A number of lesser bands (in terms of international popularity, at least) are also covered - Colosseum, Greenslade, Soft Machine, Hatfield and the North, Gong, Barclay James Harvest, Strawbs, and a much-too-brief look at Mike Oldfield. His definition of “prog” is narrow enough to largely exclude much coverage of Led Zeppelin or Hawkwind, who certainly were “progressive”, albeit within somewhat different (yet, I would argue, related) subgenres of rock. I would have liked to learn more about obscure bands such as Flash or Public Foot The Roman, but any history of any musical field must be selective or be unwieldy.

Although most fans on this side of the Atlantic automatically think “British” when they think of prog rock, Romano thankfully includes chapters on Italy, German, the US (namely Kansas and Styx, who are now largely remembered more for their pop singles than their prog LP’s), but the only non-English band to get their own chapter is, perhaps not surprisingly, Rush. The chapter on Germany strikes me as not inclusive or detailed enough. However, the chapter on Italy will be an eye-opener to Western Hemisphere readers who may possibly remember PFM, but none of the others. There are also chapters devoted to prog bands which emerged after the Golden Era - U.K. Marillion, Dream Theater, plus one that briefly surveys a few of the modern-day, current-century prog bands. There is also a chapter devoted to the sorry state of affairs Yes, Genesis, and the members of ELP found themselves in after the bottom fell out on the halcyon days of the prog era. The author is brave enough to entitle this chapter “Throwing It All Away”.

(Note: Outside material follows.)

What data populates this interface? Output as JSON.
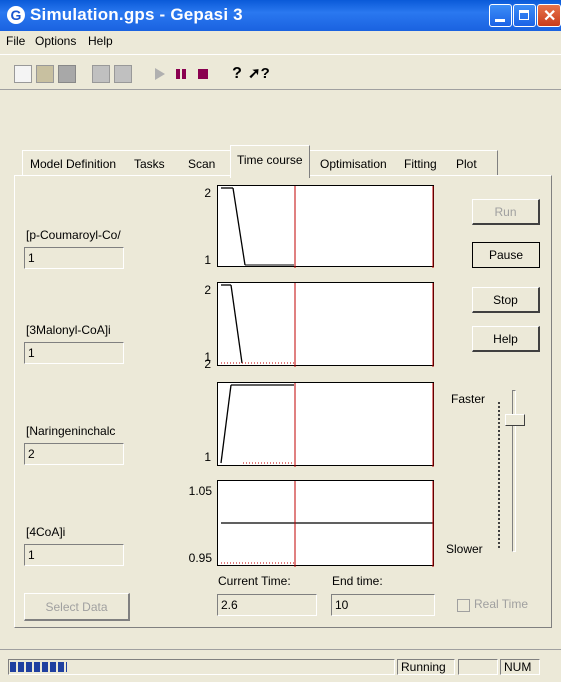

Romano includes a list of 297 (why 297?) essential prog albums, which should prove to be of some value to newcomers, as well as a checklist for fans. There will be arguments, to be certain. (Magma are on the Top 20. Why is there no coverage of the Kobaian masters otherwise?) The large color photos of bands are nice, but the thumbnails of LP covers are sometimes too small to mean anything (and a few are repeated). The foreword is by Bill Bruford, who pops up often throughout these pages, as you might expect.

In all, this may not the perfect prog history, but it’s certainly the best thing I’ve seen on this under-served topic to date.